Statistik und Reine Mathematik sind in Neuseeland zwei unterschiedliche Studiengänge. Wenn man also als Deutscher Mathematikstudent Kurse aus dem Bereich Statistik wählt, sind diese viel angewandter als man es von der heimischen Fakultät gewöhnt ist. Es wird den Beweisen nicht so viel Zeit eingeräumt, es geht eher um die tatsächliche Umsetzung der Theorie. So geht es mehr um die Anfertigung von Berichten, die Analyse von Daten und den Umgang mit Programmen wie R, Matlab und LaTeX. Viele honoured students, das sind Studenten, die durch gute Leistungen den Master-Abschluss schneller erhalten können, arbeiten an Datenanalysen, die von externen Behörden, wie dem department of conservation (DOC) in Auftrag gegeben worden sind. Auch wenn man in diesem Bereich noch nicht so viele Erfahrungen sammeln konnte, ist das kein Problem. Man kommt da schnell rein und es wird auch alles erklärt. Die Professoren sind immer ansprechbar.
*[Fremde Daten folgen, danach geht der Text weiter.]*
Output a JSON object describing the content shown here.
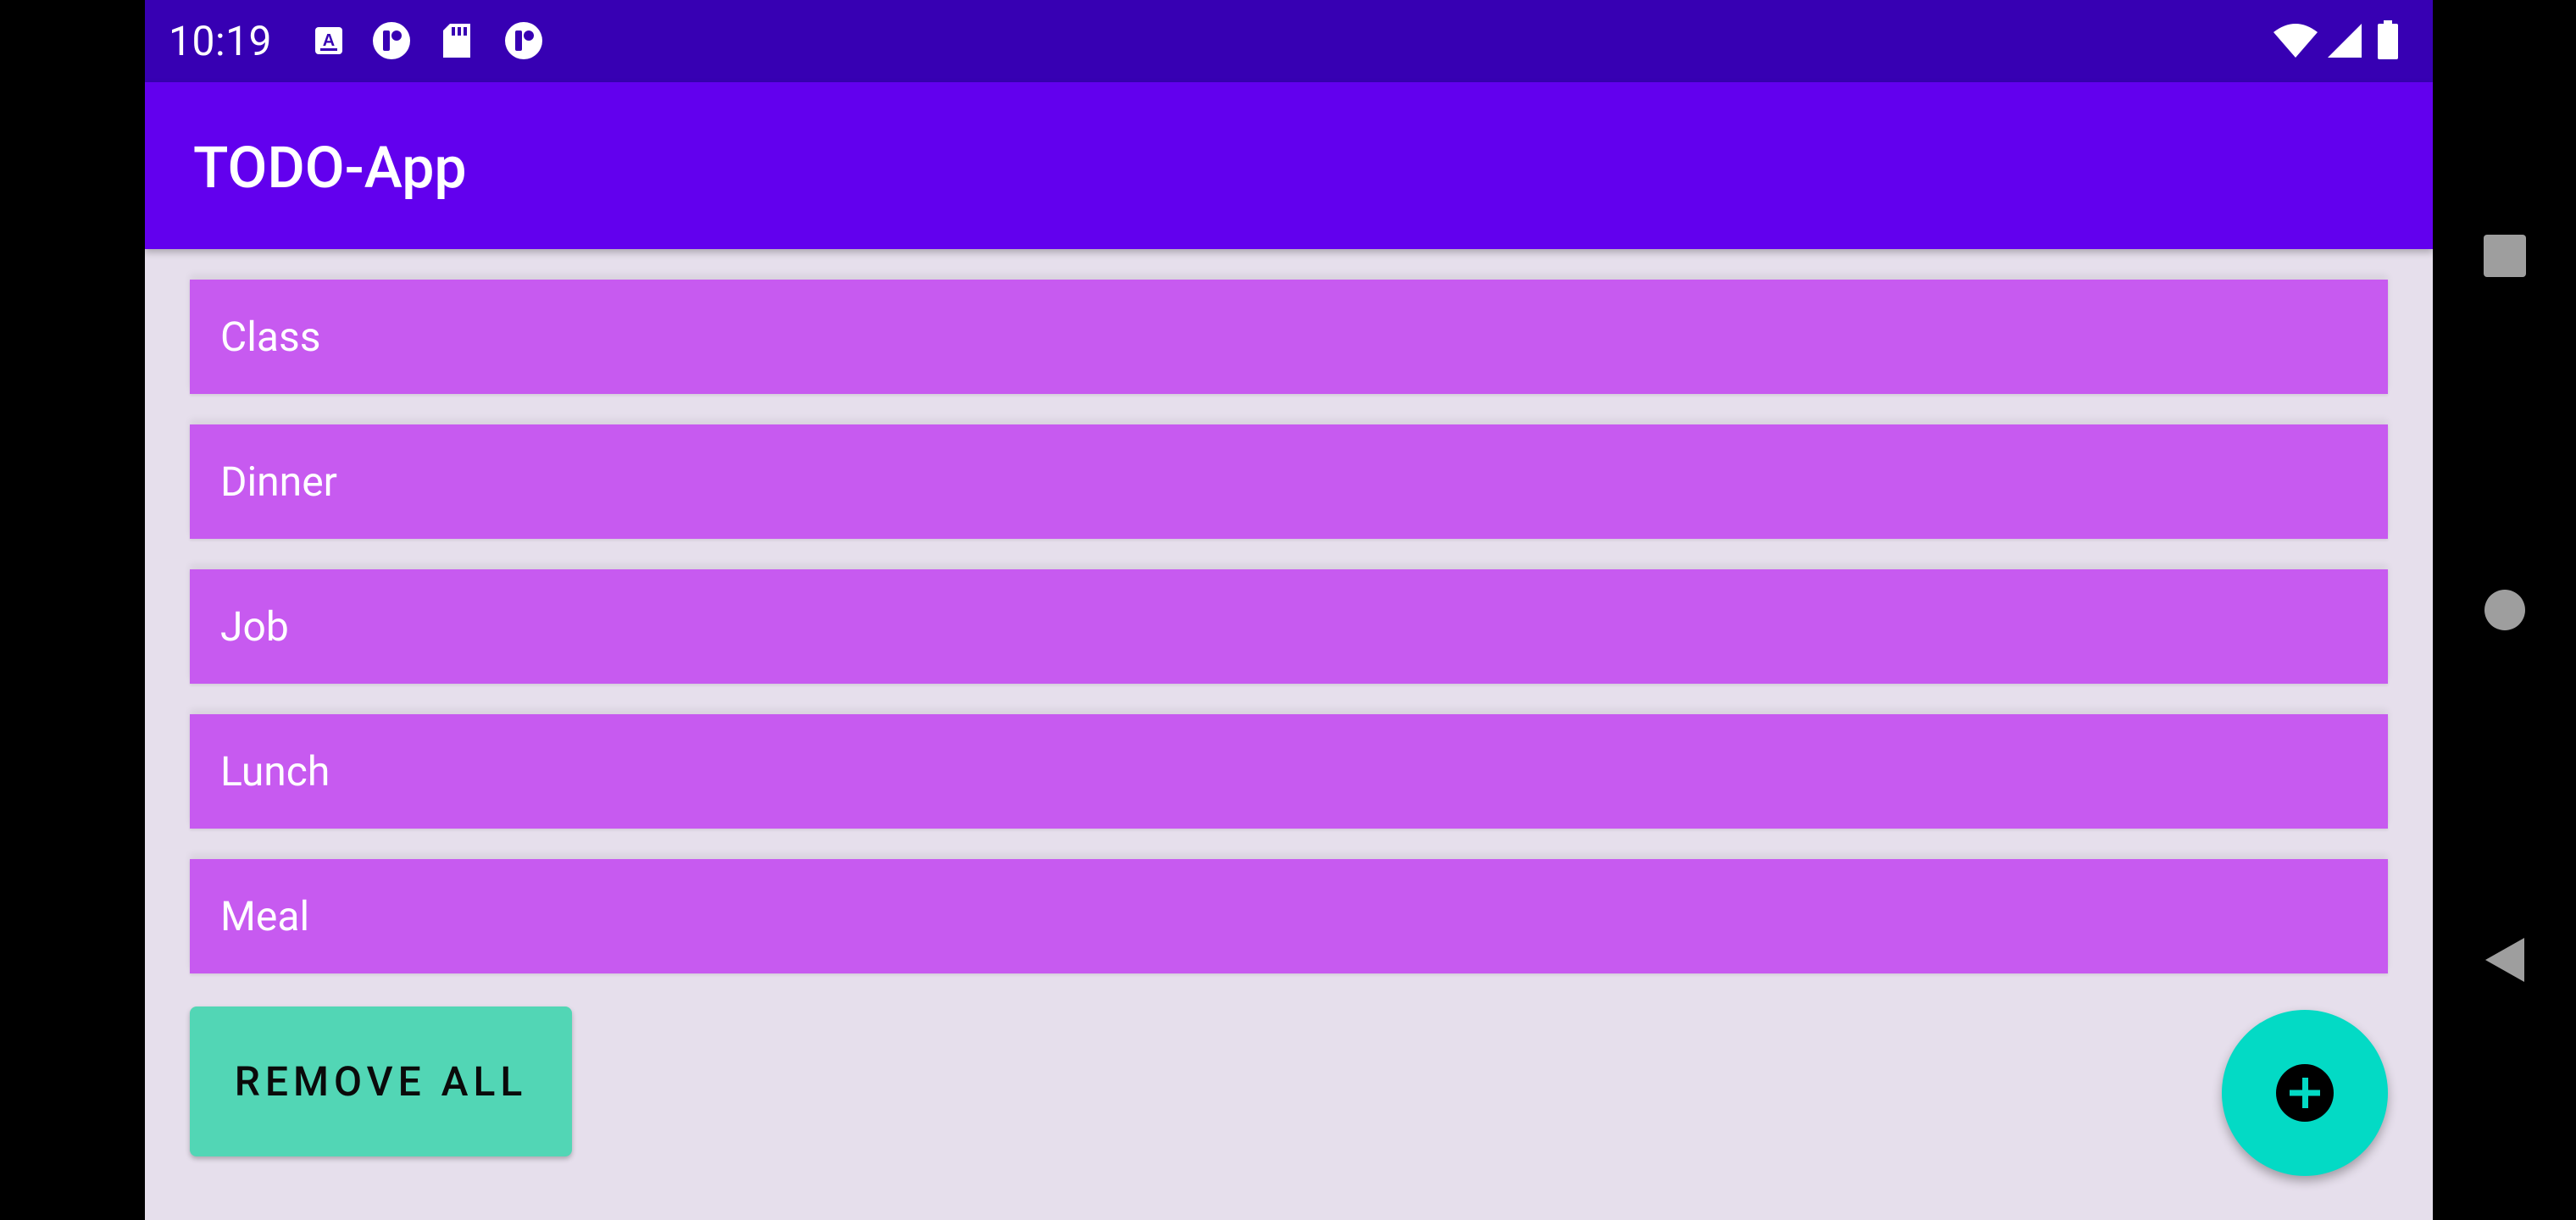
{
  "status_bar": {
    "time": "10:19",
    "icons": [
      "accessibility-a-icon",
      "notification-icon",
      "sd-card-icon",
      "notification-icon",
      "wifi-icon",
      "cellular-signal-icon",
      "battery-icon"
    ]
  },
  "app_bar": {
    "title": "TODO-App"
  },
  "todos": [
    {
      "label": "Class"
    },
    {
      "label": "Dinner"
    },
    {
      "label": "Job"
    },
    {
      "label": "Lunch"
    },
    {
      "label": "Meal"
    }
  ],
  "actions": {
    "remove_all_label": "REMOVE ALL",
    "fab_icon": "plus-circle-icon"
  },
  "nav_bar": {
    "buttons": [
      "recents-square-icon",
      "home-circle-icon",
      "back-triangle-icon"
    ]
  },
  "colors": {
    "status_bar": "#3700b3",
    "app_bar": "#6200ee",
    "item_background": "#c75af0",
    "background": "#e6dfec",
    "remove_button": "#52d6b5",
    "fab": "#03dac5"
  }
}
Man spricht sich mit Vornamen an, und ist generell sehr locker im Umgang miteinander.
Wenn einem ein paar Kurse am Anfang des Semesters nicht gefallen, oder es Überschneidungen mit anderen Kursen gibt, kann man Kurse auch noch kostenlos umwählen, oder sogar ganz abwählen. Dann bekommt man die Gebühren ohne Abzüge zurück.
Zusammenfassend lässt sich sagen, dass ich nur jedem ein Auslandssemester empfehlen kann. Die Kurse haben mich universitär weitergebracht, das Land und die Menschen haben mir tolle Momente geschenkt. Der beste Beweis dafür ist wohl, dass ich meinen Aufenthalt noch um drei Monate verlängert habe und ich schon bald wieder nach Neuseeland fliege.